Cost cut: New cap for medical device rates
Centre proposes to limit trade margin after price cap fails.
Hyderabad: The Centre is considering rationalising trade margins for medical devices as capping their prices has not proved to be beneficial to patients at the hospital level. The trade margin rationalisation (TMR) of medical devices, which is being initiated at the landed cost, will have an impact on the $16 billion medical devices market, according to sources.
The Centre is calling for suggestions on the TMR and is checking the landed cost of imported medical devices. Mr Ritesh K. Singh, a public health expert, explained, “Margin controls have to be based on the price to trade and not on landed cost basis. Landed cost does not consider other expenses like training of clinicians, providing technical support, skill development and other miscellaneous expenses.”

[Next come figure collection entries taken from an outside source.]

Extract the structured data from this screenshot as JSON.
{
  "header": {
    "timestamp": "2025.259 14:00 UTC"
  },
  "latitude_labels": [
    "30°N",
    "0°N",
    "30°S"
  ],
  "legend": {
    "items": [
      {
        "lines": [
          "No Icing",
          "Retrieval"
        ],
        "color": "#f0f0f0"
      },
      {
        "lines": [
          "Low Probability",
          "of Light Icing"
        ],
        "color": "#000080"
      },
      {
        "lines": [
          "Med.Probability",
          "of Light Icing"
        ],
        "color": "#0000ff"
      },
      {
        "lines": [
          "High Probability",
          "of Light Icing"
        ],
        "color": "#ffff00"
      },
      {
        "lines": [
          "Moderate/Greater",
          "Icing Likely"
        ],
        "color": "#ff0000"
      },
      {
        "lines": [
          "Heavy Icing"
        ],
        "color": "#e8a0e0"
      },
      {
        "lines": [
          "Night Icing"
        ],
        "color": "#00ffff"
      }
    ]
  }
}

The industry is of the view that if margin controls are not implemented from the first point of sale, the export of Indian medical devices will dip drastically as the Indian exim policy is closely monitored by other South Asian nations. They warn that patient safety will be compromised and the latest technology will not be available in India. The industry states that the trade margin proposal is estimated to reduce the price by 73 per cent.
While affordability will increase, access to quality healthcare and innovation is being debated. Any changes to the prices in India have an impact in Pakistan, Bangladesh and Sri Lanka. According to sources in the medical device industry, the capping of stent prices by 80 per cent led to capping of stent prices in these three countries also. This is affecting the export of stents from India to these countries.